The biggest obstacles with the partition solution are determining the who has an interest and serving all the necessary parties. A partition complaint must, inter alia, identify the names and places of residence of the every party with an interest in the property to the plaintiff’s best knowledge and belief, and it must provide the quantity held by each party. Fla. Stat. § 64.041. Since many of the mineral rights reservations in Florida stem from transactions in the 1940s and 1950s, it may be time consuming and costly to determine who has an interest and the amount of that interest. Once all the parties and interests are identified, they must be located and served. In many cases, determining the parties and their interest along with service will represent the vast majority of the attorneys’ fees and costs.

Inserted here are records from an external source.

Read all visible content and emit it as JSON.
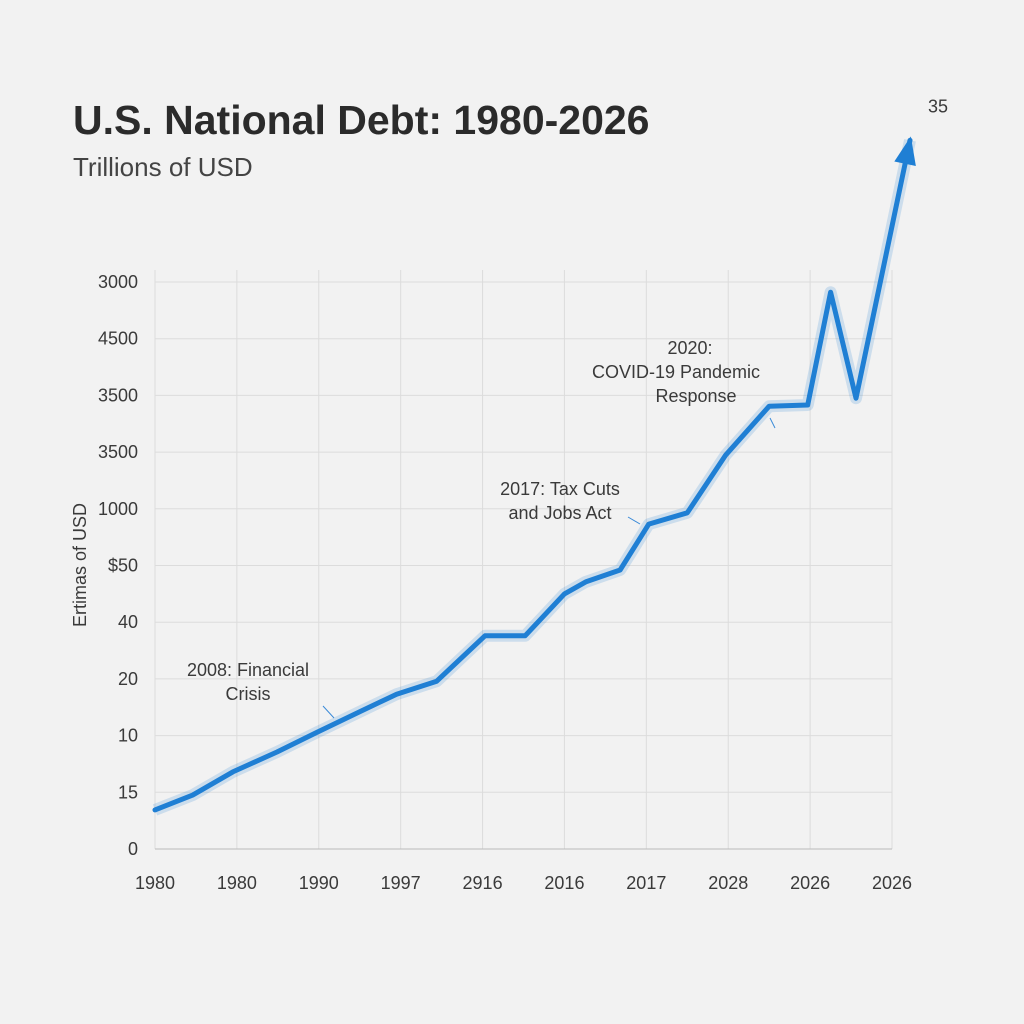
{
  "chart_data": {
    "type": "line",
    "title": "U.S. National Debt: 1980-2026",
    "subtitle": "Trillions of USD",
    "y_label": "Ertimas of USD",
    "xlim": [
      0,
      9
    ],
    "ylim": [
      0,
      10
    ],
    "xticks": [
      {
        "value": 0,
        "label": "1980"
      },
      {
        "value": 1,
        "label": "1980"
      },
      {
        "value": 2,
        "label": "1990"
      },
      {
        "value": 3,
        "label": "1997"
      },
      {
        "value": 4,
        "label": "2916"
      },
      {
        "value": 5,
        "label": "2016"
      },
      {
        "value": 6,
        "label": "2017"
      },
      {
        "value": 7,
        "label": "2028"
      },
      {
        "value": 8,
        "label": "2026"
      },
      {
        "value": 9,
        "label": "2026"
      }
    ],
    "yticks": [
      {
        "value": 0,
        "label": "0"
      },
      {
        "value": 1,
        "label": "15"
      },
      {
        "value": 2,
        "label": "10"
      },
      {
        "value": 3,
        "label": "20"
      },
      {
        "value": 4,
        "label": "40"
      },
      {
        "value": 5,
        "label": "$50"
      },
      {
        "value": 6,
        "label": "1000"
      },
      {
        "value": 7,
        "label": "3500"
      },
      {
        "value": 8,
        "label": "3500"
      },
      {
        "value": 9,
        "label": "4500"
      },
      {
        "value": 10,
        "label": "3000"
      }
    ],
    "grid": true,
    "series": [
      {
        "name": "U.S. National Debt",
        "color": "#1f7fd4",
        "x": [
          0,
          0.46,
          0.95,
          1.49,
          1.98,
          2.5,
          2.95,
          3.44,
          4.03,
          4.52,
          5.0,
          5.26,
          5.68,
          6.03,
          6.5,
          6.97,
          7.5,
          7.97,
          8.25,
          8.56,
          9.22
        ],
        "values": [
          0.69,
          0.95,
          1.36,
          1.71,
          2.06,
          2.42,
          2.73,
          2.96,
          3.76,
          3.76,
          4.5,
          4.71,
          4.92,
          5.73,
          5.93,
          6.95,
          7.81,
          7.83,
          9.82,
          7.95,
          12.5
        ]
      }
    ],
    "end_label": "35",
    "annotations": [
      {
        "lines": [
          "2008: Financial",
          "Crisis"
        ]
      },
      {
        "lines": [
          "2017: Tax Cuts",
          "and Jobs Act"
        ]
      },
      {
        "lines": [
          "2020:",
          "COVID-19 Pandemic",
          "Response"
        ]
      }
    ]
  }
}
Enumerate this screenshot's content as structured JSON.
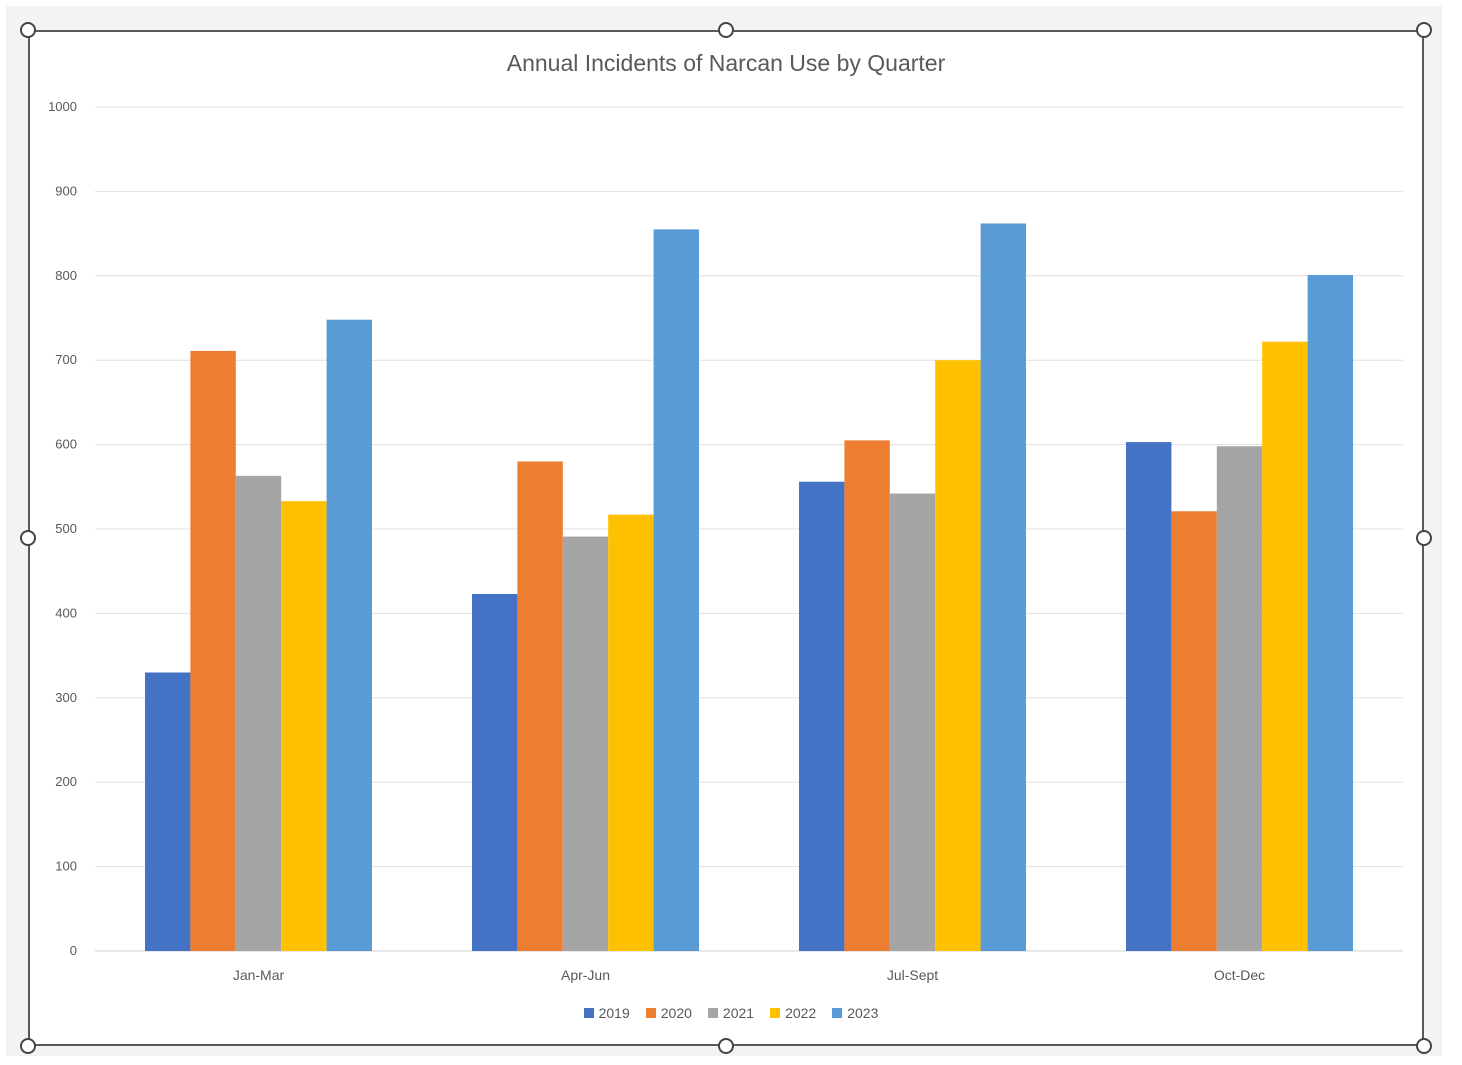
{
  "chart_data": {
    "type": "bar",
    "title": "Annual Incidents of Narcan Use by Quarter",
    "xlabel": "",
    "ylabel": "",
    "ylim": [
      0,
      1000
    ],
    "yticks": [
      0,
      100,
      200,
      300,
      400,
      500,
      600,
      700,
      800,
      900,
      1000
    ],
    "grid": true,
    "legend_position": "bottom",
    "categories": [
      "Jan-Mar",
      "Apr-Jun",
      "Jul-Sept",
      "Oct-Dec"
    ],
    "series": [
      {
        "name": "2019",
        "color": "#4472C4",
        "values": [
          330,
          423,
          556,
          603
        ]
      },
      {
        "name": "2020",
        "color": "#ED7D31",
        "values": [
          711,
          580,
          605,
          521
        ]
      },
      {
        "name": "2021",
        "color": "#A5A5A5",
        "values": [
          563,
          491,
          542,
          598
        ]
      },
      {
        "name": "2022",
        "color": "#FFC000",
        "values": [
          533,
          517,
          700,
          722
        ]
      },
      {
        "name": "2023",
        "color": "#5B9BD5",
        "values": [
          748,
          855,
          862,
          801
        ]
      }
    ]
  }
}
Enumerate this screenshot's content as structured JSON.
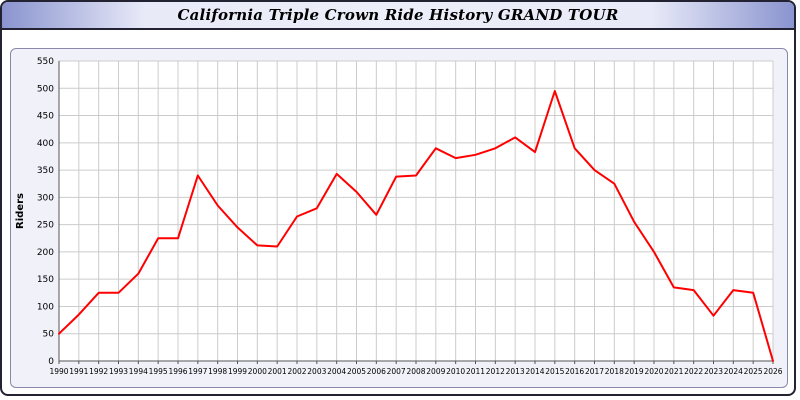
{
  "window": {
    "title": "California Triple Crown Ride History GRAND TOUR"
  },
  "chart_data": {
    "type": "line",
    "title": "California Triple Crown Ride History GRAND TOUR",
    "xlabel": "",
    "ylabel": "Riders",
    "ylim": [
      0,
      550
    ],
    "ytick_step": 50,
    "grid": true,
    "legend_position": "none",
    "line_color": "#ff0000",
    "grid_color": "#cccccc",
    "axis_color": "#555555",
    "categories": [
      1990,
      1991,
      1992,
      1993,
      1994,
      1995,
      1996,
      1997,
      1998,
      1999,
      2000,
      2001,
      2002,
      2003,
      2004,
      2005,
      2006,
      2007,
      2008,
      2009,
      2010,
      2011,
      2012,
      2013,
      2014,
      2015,
      2016,
      2017,
      2018,
      2019,
      2020,
      2021,
      2022,
      2023,
      2024,
      2025,
      2026
    ],
    "series": [
      {
        "name": "Riders",
        "values": [
          50,
          85,
          125,
          125,
          160,
          225,
          225,
          340,
          285,
          245,
          212,
          210,
          265,
          280,
          343,
          310,
          268,
          338,
          340,
          390,
          372,
          378,
          390,
          410,
          383,
          495,
          390,
          350,
          325,
          255,
          200,
          135,
          130,
          83,
          130,
          125,
          0
        ]
      }
    ]
  }
}
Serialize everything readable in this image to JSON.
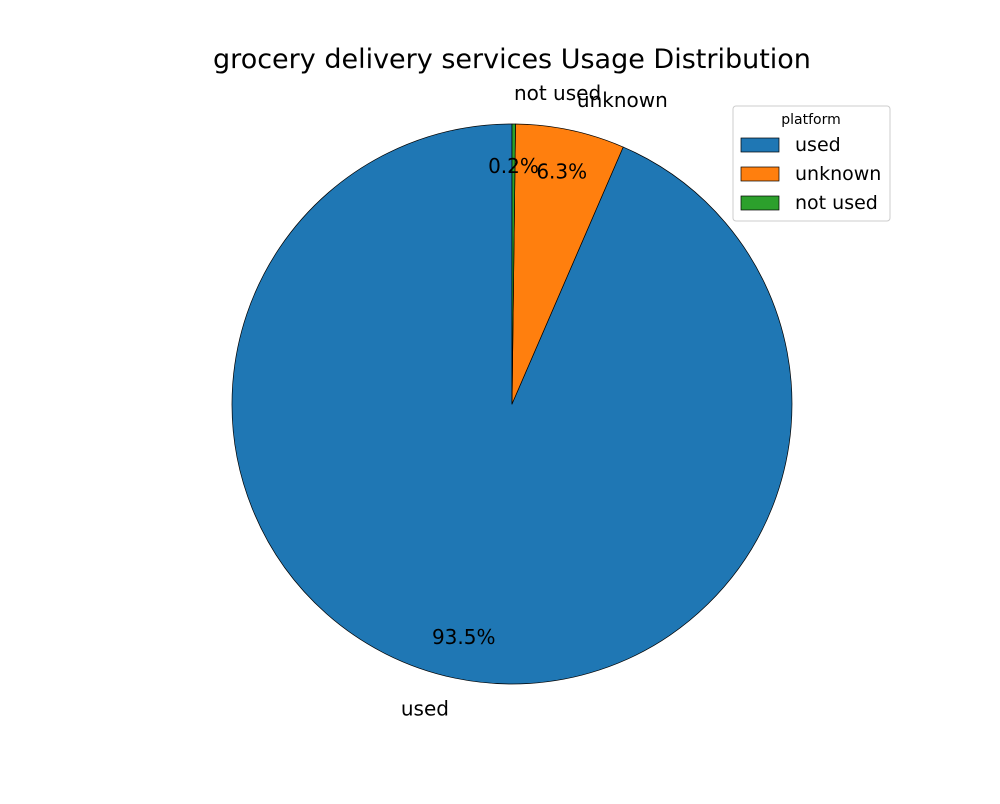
{
  "chart_data": {
    "type": "pie",
    "title": "grocery delivery services Usage Distribution",
    "categories": [
      "used",
      "unknown",
      "not used"
    ],
    "values": [
      93.5,
      6.3,
      0.2
    ],
    "value_labels": [
      "93.5%",
      "6.3%",
      "0.2%"
    ],
    "colors": [
      "#1f77b4",
      "#ff7f0e",
      "#2ca02c"
    ],
    "start_angle_deg": 90,
    "direction": "counterclockwise",
    "legend": {
      "title": "platform",
      "placement": "upper right",
      "entries": [
        "used",
        "unknown",
        "not used"
      ]
    }
  }
}
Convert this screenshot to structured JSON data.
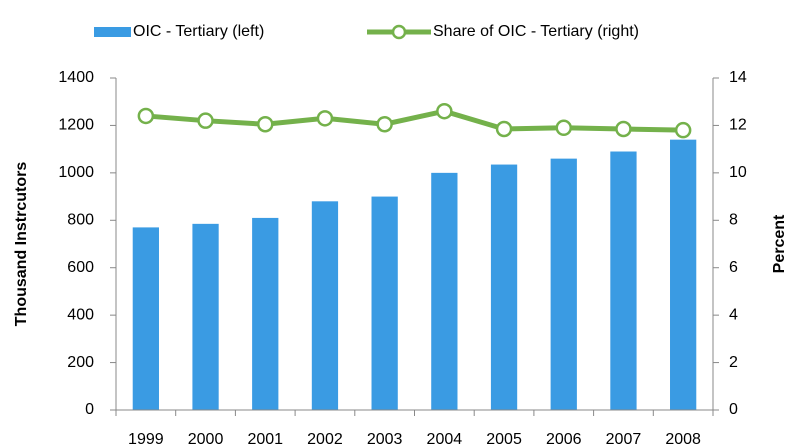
{
  "chart_data": {
    "type": "bar",
    "categories": [
      "1999",
      "2000",
      "2001",
      "2002",
      "2003",
      "2004",
      "2005",
      "2006",
      "2007",
      "2008"
    ],
    "series": [
      {
        "name": "OIC - Tertiary (left)",
        "type": "bar",
        "color": "#3a9be3",
        "values": [
          770,
          785,
          810,
          880,
          900,
          1000,
          1035,
          1060,
          1090,
          1140
        ]
      },
      {
        "name": "Share of OIC - Tertiary (right)",
        "type": "line",
        "axis": "y2",
        "color": "#74b14b",
        "values": [
          12.4,
          12.2,
          12.05,
          12.3,
          12.05,
          12.6,
          11.85,
          11.9,
          11.85,
          11.8
        ]
      }
    ],
    "ylabel": "Thousand Instrcutors",
    "y2label": "Percent",
    "ylim": [
      0,
      1400
    ],
    "yticks": [
      0,
      200,
      400,
      600,
      800,
      1000,
      1200,
      1400
    ],
    "y2lim": [
      0,
      14
    ],
    "y2ticks": [
      0,
      2,
      4,
      6,
      8,
      10,
      12,
      14
    ],
    "legend": "top"
  }
}
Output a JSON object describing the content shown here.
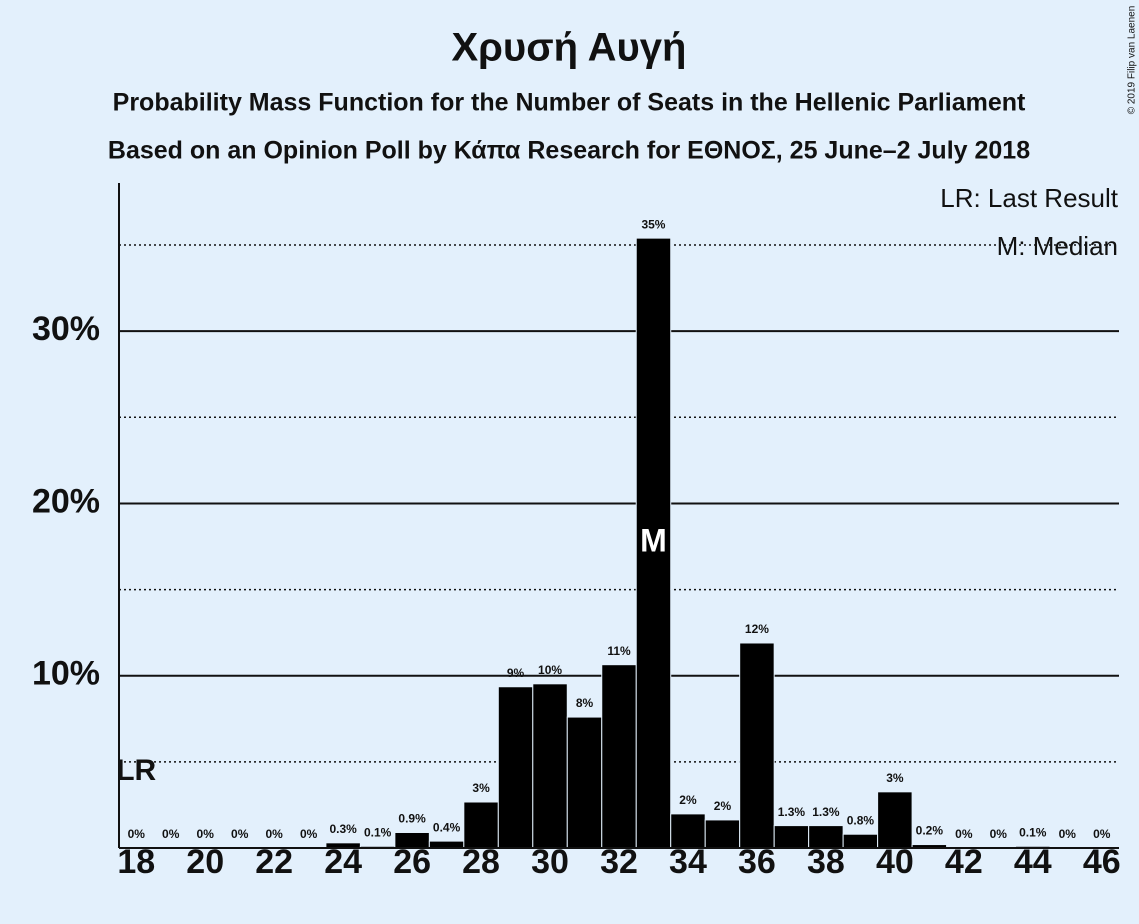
{
  "chart_data": {
    "type": "bar",
    "title": "Χρυσή Αυγή",
    "subtitle": [
      "Probability Mass Function for the Number of Seats in the Hellenic Parliament",
      "Based on an Opinion Poll by Κάπα Research for ΕΘΝΟΣ, 25 June–2 July 2018"
    ],
    "copyright": "© 2019 Filip van Laenen",
    "x": [
      18,
      19,
      20,
      21,
      22,
      23,
      24,
      25,
      26,
      27,
      28,
      29,
      30,
      31,
      32,
      33,
      34,
      35,
      36,
      37,
      38,
      39,
      40,
      41,
      42,
      43,
      44,
      45,
      46
    ],
    "values": [
      0,
      0,
      0,
      0,
      0,
      0,
      0.3,
      0.1,
      0.9,
      0.4,
      2.67,
      9.36,
      9.53,
      7.6,
      10.64,
      35.4,
      1.98,
      1.63,
      11.9,
      1.3,
      1.3,
      0.8,
      3.26,
      0.2,
      0,
      0,
      0.1,
      0,
      0
    ],
    "value_labels": [
      "0%",
      "0%",
      "0%",
      "0%",
      "0%",
      "0%",
      "0.3%",
      "0.1%",
      "0.9%",
      "0.4%",
      "3%",
      "9%",
      "10%",
      "8%",
      "11%",
      "35%",
      "2%",
      "2%",
      "12%",
      "1.3%",
      "1.3%",
      "0.8%",
      "3%",
      "0.2%",
      "0%",
      "0%",
      "0.1%",
      "0%",
      "0%"
    ],
    "color": "#000000",
    "xlim": [
      17.5,
      46.5
    ],
    "xticks": [
      18,
      20,
      22,
      24,
      26,
      28,
      30,
      32,
      34,
      36,
      38,
      40,
      42,
      44,
      46
    ],
    "ylim": [
      0,
      38.6
    ],
    "yticks": [
      {
        "value": 10,
        "label": "10%"
      },
      {
        "value": 20,
        "label": "20%"
      },
      {
        "value": 30,
        "label": "30%"
      }
    ],
    "minor_yticks": [
      5,
      15,
      25,
      35
    ],
    "grid": true,
    "last_result": 18,
    "last_result_label": "LR",
    "median": 33,
    "median_label": "M",
    "legend": [
      "LR: Last Result",
      "M: Median"
    ],
    "legend_position": "top-right"
  }
}
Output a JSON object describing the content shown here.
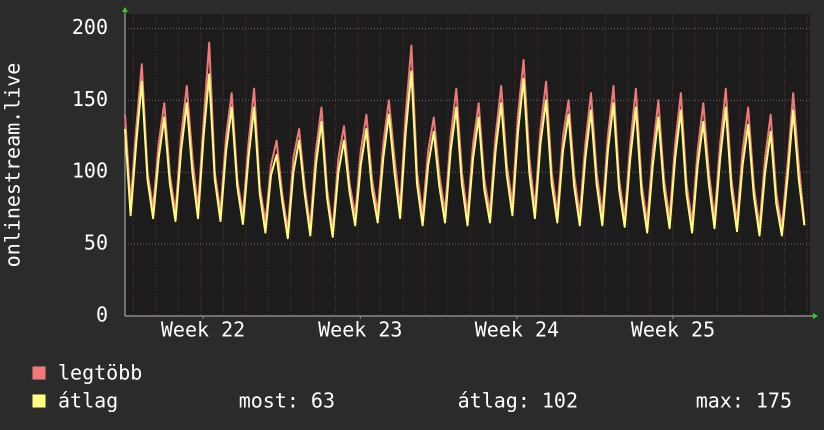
{
  "chart_data": {
    "type": "line",
    "ylabel": "onlinestream.live",
    "xlim": [
      0,
      122
    ],
    "xticks": [
      {
        "value": 13.9,
        "label": "Week 22"
      },
      {
        "value": 41.9,
        "label": "Week 23"
      },
      {
        "value": 69.8,
        "label": "Week 24"
      },
      {
        "value": 97.6,
        "label": "Week 25"
      }
    ],
    "ylim": [
      0,
      210
    ],
    "yticks": [
      0,
      50,
      100,
      150,
      200
    ],
    "grid": true,
    "series": [
      {
        "name": "legtöbb",
        "color": "#f07878",
        "values": [
          140,
          78,
          130,
          175,
          100,
          75,
          120,
          148,
          98,
          72,
          125,
          160,
          110,
          75,
          135,
          190,
          100,
          72,
          125,
          155,
          95,
          70,
          120,
          158,
          90,
          65,
          105,
          122,
          85,
          60,
          110,
          130,
          90,
          62,
          115,
          145,
          88,
          60,
          110,
          132,
          92,
          70,
          115,
          140,
          95,
          72,
          120,
          150,
          110,
          75,
          140,
          188,
          100,
          70,
          115,
          138,
          98,
          72,
          125,
          158,
          100,
          70,
          120,
          148,
          95,
          72,
          125,
          160,
          105,
          78,
          140,
          178,
          110,
          75,
          130,
          163,
          100,
          72,
          125,
          150,
          98,
          70,
          120,
          155,
          100,
          70,
          125,
          160,
          95,
          68,
          120,
          158,
          92,
          65,
          115,
          150,
          95,
          68,
          120,
          155,
          92,
          65,
          115,
          148,
          100,
          68,
          120,
          158,
          95,
          66,
          115,
          145,
          90,
          62,
          110,
          140,
          85,
          62,
          105,
          155,
          105,
          65
        ]
      },
      {
        "name": "átlag",
        "color": "#ffff80",
        "values": [
          130,
          70,
          120,
          163,
          95,
          68,
          110,
          138,
          92,
          66,
          115,
          148,
          100,
          68,
          125,
          168,
          95,
          66,
          115,
          145,
          90,
          64,
          110,
          145,
          85,
          58,
          98,
          112,
          80,
          54,
          100,
          122,
          85,
          56,
          105,
          135,
          82,
          55,
          100,
          122,
          86,
          63,
          105,
          130,
          88,
          65,
          110,
          140,
          100,
          68,
          128,
          170,
          92,
          63,
          105,
          128,
          90,
          65,
          115,
          145,
          92,
          63,
          110,
          138,
          88,
          65,
          115,
          148,
          98,
          70,
          128,
          165,
          100,
          68,
          120,
          150,
          92,
          65,
          115,
          140,
          90,
          63,
          110,
          143,
          92,
          63,
          115,
          148,
          88,
          62,
          110,
          145,
          85,
          58,
          105,
          138,
          88,
          61,
          110,
          143,
          85,
          58,
          105,
          135,
          92,
          61,
          110,
          145,
          88,
          59,
          105,
          133,
          83,
          56,
          100,
          128,
          78,
          56,
          96,
          143,
          95,
          63
        ],
        "stats": [
          {
            "label": "most:",
            "value": 63
          },
          {
            "label": "átlag:",
            "value": 102
          },
          {
            "label": "max:",
            "value": 175
          }
        ]
      }
    ]
  }
}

Due to the trend of reserving mineral rights during the 1940s and 1950s, there are numerous properties across Florida to which the surface fee estate is subordinate to a perpetual easement held by the mineral estate. As the population continues to grow, the demand to extinguish these rights will increase as the properties subject to them were frequently rural tracts which are now being developed. To extinguish mineral rights, practioners have different options available to them. Which option is best will depend on the facts specific to each case. In most cases, the best option will be to pursue partitioning the mineral estate. At a partition sale, the surface fee titleholder can purchase the mineral estate, thus uniting ownership of the surface estate and the mineral estate thereby extinguishing the perpetual easement.